Bryony Field
- Born: 30 October 2000 (age 25)
- Height: 1.72 m (5 ft 8 in)
- Weight: 83 kg (183 lb)
- School: Wakefield Girls High School

Rugby union career
- Position: Hooker

Senior career
- Years: Team / Apps / (Points)
- 0000–2023: Loughborough Lightning
- 2023–: Saracens Women /  / (=)
- Correct as of 15 January 2025

International career
- Years: Team / Apps / (Points)
- 2026-: England

= Bryony Field =

English rugby union player

Bryony Field (born 30 October 2000) is an English rugby union footballer who plays as a hooker for Saracens Women and England.

==Career==
From Yorkshire, Field attended Wakefield Girls High School. While she played at Huddersfield RUFC from the age of six to twelves years-old, she went on to play at West Park Leeds RUFC. As a 15 year-old, Field was called-up to play for England U18 in 2016. She went on to almost represent England at under-20 level.

A hooker, Field started playing for Saracens Women ahead of the 2023-24 season having signed from Loughborough Lightning. She signed a new contract with the club in 2024 after a successful debut season. Field won the PWR Cup title with Saracens Women during the 2025/2026 season, scoring a try in the final against Harlequins. Shs also played later that season as the club also won the 2025–26 Premiership Women's Rugby championship title with a win against Trailfinders Women.

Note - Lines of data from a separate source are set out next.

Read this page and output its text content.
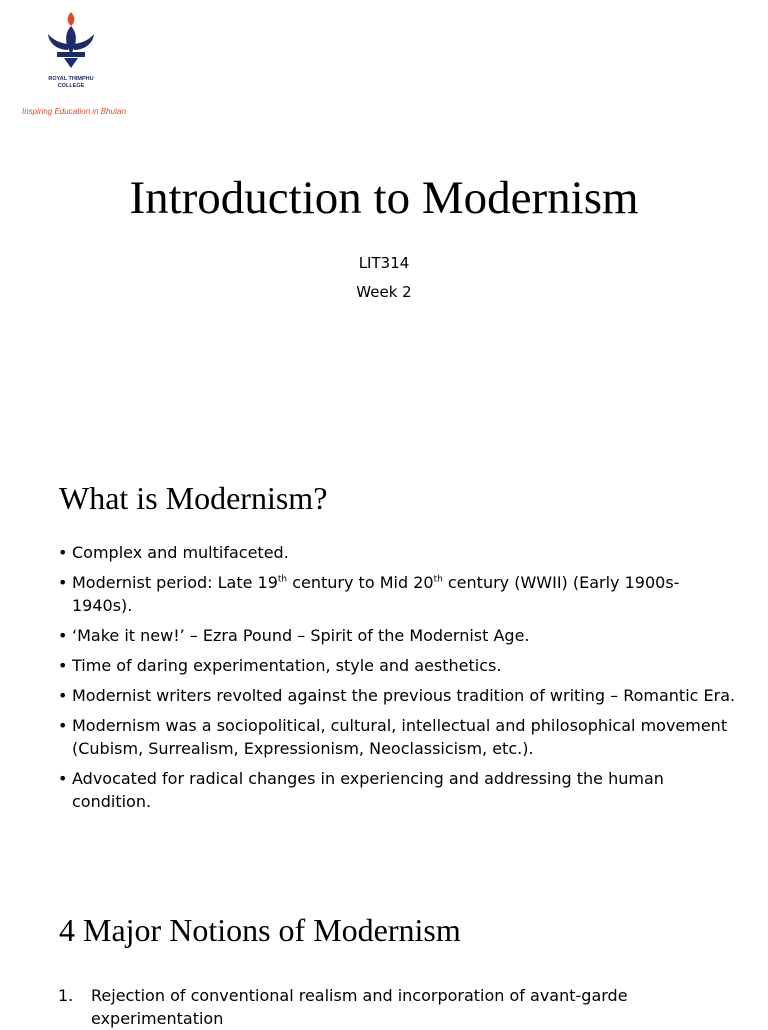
ROYAL THIMPHU
COLLEGE
Inspiring Education in Bhutan
Introduction to Modernism
LIT314
Week 2
What is Modernism?
• Complex and multifaceted.
• Modernist period: Late 19th century to Mid 20th century (WWII) (Early 1900s-1940s).
• ‘Make it new!’ – Ezra Pound – Spirit of the Modernist Age.
• Time of daring experimentation, style and aesthetics.
• Modernist writers revolted against the previous tradition of writing – Romantic Era.
• Modernism was a sociopolitical, cultural, intellectual and philosophical movement (Cubism, Surrealism, Expressionism, Neoclassicism, etc.).
• Advocated for radical changes in experiencing and addressing the human condition.
4 Major Notions of Modernism
1. Rejection of conventional realism and incorporation of avant-garde experimentation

Field was included in the England women's national rugby union team squad ahead of the 2026 WXV, and was named as a replacement for England’s opening game against Australia on 12 September, scoring a try on debut in the second-half in a 48-15 victory. The following week, Field was named for her first start for England against Canada, also scoring a try on her first start in a 19-19 draw.